Hey Both, It's great being back at work!?!?!?!? I am so jealous! Kelly you're writing makes Bill Bryson look like an amature... so funny.... and no pages missing in your blogs!!? Come on Norwich tomorrow... I hate Leeds more than you remember!?! Keep travelling safe guys and remember, there will be less Australians in Oz I'm missing the banter and my drinking buddies, Take Care Neal (and Caroline who has also been enjoying your blogs) PS - If you havn't already can you e-mail us the link so that we can check out your photos please!
8th August 2006

Off ToThe Land of Oz
Careful! You may come across even more aussies than in China. However, while in Sydney you should consider buying a season ticket for the local team. At least they have a great ex Town man as manager and that must be better than watching offkey Canaries. Ouch!
8th August 2006

Ju's pics.
Great pic's Ju. Thanks... I especially liked the ones of the dancing girls......those of you too, Kelly!......That scoreline ?.... I take it was Shanghai 3 Norwich 1, Great result; speaking as a Tractor Boy (my "tractor" goes at 250kph - that's 150mph to you unconverted). There must have been a lot of Canary supporters as I saw lots of yellow faces.

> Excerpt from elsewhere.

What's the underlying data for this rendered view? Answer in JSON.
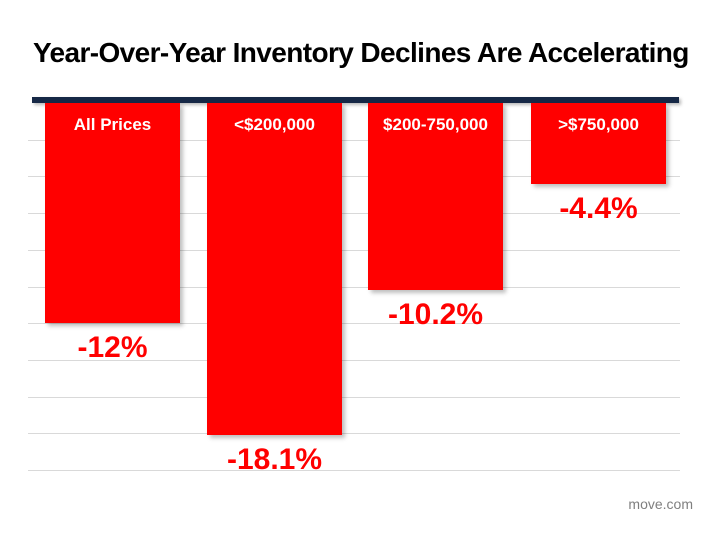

Cheers, Beebee.
14th August 2006

fab times
Hey Kelly and Ju, sounds like you are still having a ball. not tempted to come back early then!!! met up with the girls the other week. all are well. wish i was wondering the world with you meeting all the wierd people..but then again, i would have to leave my cosy life..im so sad!! by the way, can't remember if i told you i called my new puppy Yazzee and Shola managed to break puppys leg last week playing a bit rough...so i have had to only work 4 hours a day for the past 5 weeks, which has been a real struggle!! back full time now though...boo ho. see you soon. luv ya!! Ali.